For most, this same zeal carries over into shopping for a mortgage.  But, unfortunately, shopping for a mortgage is not the same as shopping for the best deal on a new TV, or for the least expensive gasoline (almost always QT by the way) or for the  cheapest box of Pop-Tarts (it’s not even close, it’s always Wal-Mart).  When I started Hillside Lending in 2002 one of my main goals was to always be certain that I was offering my clients the best . . . the best rates with the best service.  Now a lot of people would agree with that statement and even use it as their “slogo” possibly (but come-on, everybody can’t be the best, right).  So, to be totally honest with myself, I decided to re-phrase my idea into this — being certain that I was offering my clients the absolute best combination of rates, closing costs and service.  What about getting the cheapest mortgage?  Or the lowest closing costs?  Why not just those things?

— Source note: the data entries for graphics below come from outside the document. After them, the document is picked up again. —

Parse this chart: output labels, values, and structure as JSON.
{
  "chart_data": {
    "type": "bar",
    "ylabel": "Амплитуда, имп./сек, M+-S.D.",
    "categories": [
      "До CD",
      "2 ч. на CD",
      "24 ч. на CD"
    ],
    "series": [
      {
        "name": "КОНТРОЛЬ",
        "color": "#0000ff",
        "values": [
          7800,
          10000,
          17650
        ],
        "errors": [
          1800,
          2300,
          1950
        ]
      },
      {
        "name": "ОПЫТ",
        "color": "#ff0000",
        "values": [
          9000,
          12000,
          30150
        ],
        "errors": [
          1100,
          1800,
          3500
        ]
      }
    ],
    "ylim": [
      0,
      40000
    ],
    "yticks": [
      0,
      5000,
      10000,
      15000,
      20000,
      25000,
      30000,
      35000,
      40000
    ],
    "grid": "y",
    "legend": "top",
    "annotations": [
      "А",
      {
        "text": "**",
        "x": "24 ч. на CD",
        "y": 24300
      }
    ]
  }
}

Here’s a funny story:  my brother and I were recently traveling to Orlando, Florida for a family funeral (obviously, that’s not the funny part) and we decided when we were booking tickets for the quickly-planned trip that he would take care of the hotel room and I would take care of the rental car.  So with multiple screens open on my computer (shopping for the best deal on a 2-day notice flight to Orlando), I found the best flight to fit my schedule and used the “click here to add rental car” button to take care of my part of the plans.  Despite knowing better, I clicked on the super-budget deal (we were only going to drive the car from the airport to the funeral home and then back to the airport the next morning) . . . I thought that $14 a day for a rental car was rather inexpensive (read: cheap, i.e. we definitely paid less, if you catch my vibe, paid less, payless), but hey the next level up in price was an increase of more than 25%!  ha.  Yes, the next level up was all of $20 per day.  I wish that I had had my camera with me.  My brother and I, both nicely dressed in dark suits, climbed into one of the dirtiest, muggiest, non-air-conditioned, park-and-ride vans I have ever seen.  We piled in with 15+ Disney-travelers and proceeded to the off-site car rental facility.  As we headed down the road, as if out of a commercial, kids screaming, I’m sweating, mother’s scolding . . . I look out the window and a beautiful Hertz park-and-ride bus goes cruising past us — you could practically see the air-conditioning on the people’s faces.  My brother said to me with a smirk, “Hey, Jeffrey, good job on saving a few dollars.”  “Hey, I saved more than 25%,” I reminded him.  To which he responded, “I think you owe me some money for the hotel room . . . after this, I don’t think we’re even.”  The rest of the story follows the same theme . . . was it a great experience? no.  Was it even a good experience? not really.  Would I use them again? I am sure I wouldn’t.  Did I save money?  yes.


So back to shopping for a mortgage.  How can you make sure that you are shopping for the best?  Well, first you have to determine exactly what that means — the best rate?  the best closing costs?  the best service?  Or the best combination of all three?  And then you have to determine what you are willing to risk (or put up with) — mediocre advice?  slowly returned phone calls?  a not-so-smooth closing?  And then once you’ve done your homework (please do more than just compare good faith estimates), give your business to the person or company who deserves your business the most . . . not because they were the cheapest, but because they really were the best.